Over a period of years Flyer took me to places and to see things I'd never expected to see. At the same time she provided a real home that was quite agreeable. I've stood on her deck in a tropical Pacific night and watched basketball sized ctenophores or jellies flash in a blue white light that lit the king posts (tall things with black tips, cross pieces and masts in picture above) -- all in a steady backdrop of fluorescent blue green glow from the microorganisms in our bow wave. You could read a magazine dimly and then get a flashbulb effect. Then I've gone down to work on charts or to "pizza night" and a movie. It is the contrast. From sights nobody bound to land will ever see and places exotic and far away to take the clothes out of the dryer and fold underwear, or write letters, or play cards, or read in the bunk.
From her decks I've watched whales close alongside in North Atlantic fog you could almost cut.
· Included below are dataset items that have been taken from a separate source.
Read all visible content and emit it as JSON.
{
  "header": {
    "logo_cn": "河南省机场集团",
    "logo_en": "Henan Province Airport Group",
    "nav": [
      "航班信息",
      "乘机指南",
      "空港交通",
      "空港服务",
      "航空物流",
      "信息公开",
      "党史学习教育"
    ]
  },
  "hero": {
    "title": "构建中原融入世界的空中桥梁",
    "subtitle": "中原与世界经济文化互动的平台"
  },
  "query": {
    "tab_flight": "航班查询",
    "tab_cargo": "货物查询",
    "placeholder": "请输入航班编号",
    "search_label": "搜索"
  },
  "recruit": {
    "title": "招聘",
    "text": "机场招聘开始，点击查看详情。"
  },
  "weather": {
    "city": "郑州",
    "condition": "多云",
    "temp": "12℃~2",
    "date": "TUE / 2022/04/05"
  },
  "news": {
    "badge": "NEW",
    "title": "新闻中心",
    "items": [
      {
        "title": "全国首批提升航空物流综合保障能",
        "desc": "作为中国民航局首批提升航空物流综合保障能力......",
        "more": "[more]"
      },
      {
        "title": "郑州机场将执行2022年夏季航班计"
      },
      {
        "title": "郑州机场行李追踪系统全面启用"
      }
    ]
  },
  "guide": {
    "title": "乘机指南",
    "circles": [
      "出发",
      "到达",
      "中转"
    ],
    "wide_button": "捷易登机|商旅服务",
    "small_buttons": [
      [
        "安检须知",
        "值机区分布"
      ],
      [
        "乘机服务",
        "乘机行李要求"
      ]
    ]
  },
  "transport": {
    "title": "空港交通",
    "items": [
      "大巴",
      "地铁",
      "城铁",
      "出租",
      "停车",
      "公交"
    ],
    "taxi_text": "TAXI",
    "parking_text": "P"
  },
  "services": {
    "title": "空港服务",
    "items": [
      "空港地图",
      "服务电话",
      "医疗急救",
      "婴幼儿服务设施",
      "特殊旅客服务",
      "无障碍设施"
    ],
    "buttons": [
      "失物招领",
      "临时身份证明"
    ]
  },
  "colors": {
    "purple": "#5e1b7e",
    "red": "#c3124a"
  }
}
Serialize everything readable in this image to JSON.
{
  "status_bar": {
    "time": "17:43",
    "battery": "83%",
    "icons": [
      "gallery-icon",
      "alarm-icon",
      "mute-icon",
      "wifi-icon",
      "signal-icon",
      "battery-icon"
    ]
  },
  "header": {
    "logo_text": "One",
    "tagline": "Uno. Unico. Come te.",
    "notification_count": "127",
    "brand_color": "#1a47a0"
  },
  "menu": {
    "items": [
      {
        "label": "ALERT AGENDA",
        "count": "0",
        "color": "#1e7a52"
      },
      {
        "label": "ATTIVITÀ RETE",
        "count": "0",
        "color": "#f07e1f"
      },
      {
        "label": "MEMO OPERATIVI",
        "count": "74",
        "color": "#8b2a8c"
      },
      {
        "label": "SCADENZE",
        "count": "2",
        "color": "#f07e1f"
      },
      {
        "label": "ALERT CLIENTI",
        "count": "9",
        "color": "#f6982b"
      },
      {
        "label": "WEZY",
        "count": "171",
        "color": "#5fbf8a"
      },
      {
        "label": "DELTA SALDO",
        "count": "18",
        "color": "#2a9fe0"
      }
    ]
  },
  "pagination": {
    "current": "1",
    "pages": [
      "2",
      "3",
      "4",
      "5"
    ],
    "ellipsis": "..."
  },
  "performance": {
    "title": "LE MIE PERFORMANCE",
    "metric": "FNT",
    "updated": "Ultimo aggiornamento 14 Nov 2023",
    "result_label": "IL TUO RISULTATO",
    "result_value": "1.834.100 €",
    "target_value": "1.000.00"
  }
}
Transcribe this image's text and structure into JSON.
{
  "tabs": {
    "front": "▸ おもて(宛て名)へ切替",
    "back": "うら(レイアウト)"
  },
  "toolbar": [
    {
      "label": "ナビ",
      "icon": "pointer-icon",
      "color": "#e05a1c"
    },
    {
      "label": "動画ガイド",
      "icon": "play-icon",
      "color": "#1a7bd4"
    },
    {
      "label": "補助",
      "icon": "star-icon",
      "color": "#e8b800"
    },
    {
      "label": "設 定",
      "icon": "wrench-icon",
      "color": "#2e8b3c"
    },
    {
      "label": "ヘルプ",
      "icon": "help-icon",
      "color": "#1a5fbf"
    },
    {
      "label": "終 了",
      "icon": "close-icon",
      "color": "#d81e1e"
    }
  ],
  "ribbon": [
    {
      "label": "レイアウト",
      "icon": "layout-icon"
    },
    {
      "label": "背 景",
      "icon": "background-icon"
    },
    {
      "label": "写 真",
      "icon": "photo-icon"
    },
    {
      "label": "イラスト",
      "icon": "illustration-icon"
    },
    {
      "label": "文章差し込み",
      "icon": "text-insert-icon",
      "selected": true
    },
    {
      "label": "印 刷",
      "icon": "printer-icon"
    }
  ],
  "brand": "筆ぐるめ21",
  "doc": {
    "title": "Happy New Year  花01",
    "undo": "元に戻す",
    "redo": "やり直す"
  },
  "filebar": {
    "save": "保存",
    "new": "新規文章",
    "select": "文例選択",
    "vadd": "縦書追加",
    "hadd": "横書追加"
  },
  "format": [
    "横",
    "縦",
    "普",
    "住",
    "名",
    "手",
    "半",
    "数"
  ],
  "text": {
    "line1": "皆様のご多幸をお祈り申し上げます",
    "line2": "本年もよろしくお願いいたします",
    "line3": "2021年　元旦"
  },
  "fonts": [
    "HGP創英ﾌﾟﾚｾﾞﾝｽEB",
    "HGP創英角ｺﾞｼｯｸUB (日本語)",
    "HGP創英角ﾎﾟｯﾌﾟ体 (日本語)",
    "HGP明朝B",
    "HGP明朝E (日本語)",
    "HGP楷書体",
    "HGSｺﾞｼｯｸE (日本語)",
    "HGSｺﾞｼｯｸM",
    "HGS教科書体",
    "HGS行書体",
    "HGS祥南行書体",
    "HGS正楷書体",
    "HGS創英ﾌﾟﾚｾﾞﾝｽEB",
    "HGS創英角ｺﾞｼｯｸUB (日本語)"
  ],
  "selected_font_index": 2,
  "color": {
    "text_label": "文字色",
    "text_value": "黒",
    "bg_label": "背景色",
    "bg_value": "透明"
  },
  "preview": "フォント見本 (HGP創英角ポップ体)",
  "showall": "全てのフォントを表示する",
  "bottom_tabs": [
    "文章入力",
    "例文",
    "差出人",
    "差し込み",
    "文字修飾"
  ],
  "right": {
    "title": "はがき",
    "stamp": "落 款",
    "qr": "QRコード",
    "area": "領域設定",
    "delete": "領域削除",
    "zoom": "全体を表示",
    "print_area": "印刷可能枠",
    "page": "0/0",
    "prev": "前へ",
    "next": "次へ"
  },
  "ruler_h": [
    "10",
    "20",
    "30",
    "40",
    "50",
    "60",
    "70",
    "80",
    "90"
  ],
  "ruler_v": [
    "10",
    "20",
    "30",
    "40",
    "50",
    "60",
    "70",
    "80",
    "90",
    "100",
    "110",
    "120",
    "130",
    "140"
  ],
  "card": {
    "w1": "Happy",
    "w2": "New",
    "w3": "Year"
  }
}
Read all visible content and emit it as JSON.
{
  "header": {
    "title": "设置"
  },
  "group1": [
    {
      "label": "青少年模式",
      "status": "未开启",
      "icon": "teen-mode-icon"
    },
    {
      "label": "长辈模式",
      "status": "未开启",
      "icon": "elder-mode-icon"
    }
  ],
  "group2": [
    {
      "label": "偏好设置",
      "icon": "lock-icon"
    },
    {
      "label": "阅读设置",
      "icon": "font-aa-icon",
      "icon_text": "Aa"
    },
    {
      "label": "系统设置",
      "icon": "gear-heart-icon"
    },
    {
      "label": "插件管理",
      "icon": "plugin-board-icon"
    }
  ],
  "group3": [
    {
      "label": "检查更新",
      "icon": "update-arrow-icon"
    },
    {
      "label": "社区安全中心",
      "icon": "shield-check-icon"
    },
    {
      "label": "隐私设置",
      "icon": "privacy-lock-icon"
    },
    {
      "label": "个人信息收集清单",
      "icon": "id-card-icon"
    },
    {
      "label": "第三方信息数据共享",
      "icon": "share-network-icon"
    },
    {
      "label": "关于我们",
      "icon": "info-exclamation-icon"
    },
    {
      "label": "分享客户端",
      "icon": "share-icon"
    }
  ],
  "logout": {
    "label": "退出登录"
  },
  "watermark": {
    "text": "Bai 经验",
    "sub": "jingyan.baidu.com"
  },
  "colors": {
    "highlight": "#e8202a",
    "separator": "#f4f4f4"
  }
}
I've left a tropical Pacific island in a native boat to climb her side and a year or so later met her in France or England or raced Kingsport up Channel with the opportunity to visit great art museums in Amsterdam. One night after work I watched the moon rise out of the Pacific behind a group of rocks that would make a science fiction backdrop. Then I went down to a not luxurious, but spacious and familiar room to read. I've left her deck after watching a sunset that hangs on my wall and I still remember -- to do laundry. It has been more than twenty five years, but I think I'd still be able to wake up in a Flyer bunk and know her rumble. For months she was a familiar and not unpleasant place to live who moved me around an interesting world. She was the old friend met on the streets of a strange city. Halfway around the world, after a tiring flight following the wrench of sometimes sudden departure from family, there was old, familiar, comfortable Flyer.
Those older, larger ships do have different sounds, rolls, and general feels. Even the mass produced Liberty and Victory ships seem to have that individual character. Maybe it just came with age and modifications. I sometimes wonder though if it was the production process of the time. The newer ships did not seem to have the little differences (Better QC?) that would allow a wake up in darkness to identify the ship. I'm not sure I could tell if I were on Kane, Bent, Wyman or Wilkes until the lights went on -- even though those took me to equally great places.
All the ships took me places from mildly interesting to absolutely spectacular, but some are special. Flyer, Myer, Neptune and Kingsport are the old ones that did that with a somehow personal touch. Maybe one way of putting it is that they were perhaps somewhat worn grand old hotels (Mizar is in a class of her own! Lovable ole Bates Motel (Wasn't that the one in Psycho?) or Fawlty Towers? Interesting, but watch out!) and the newer ones were slick modern motels.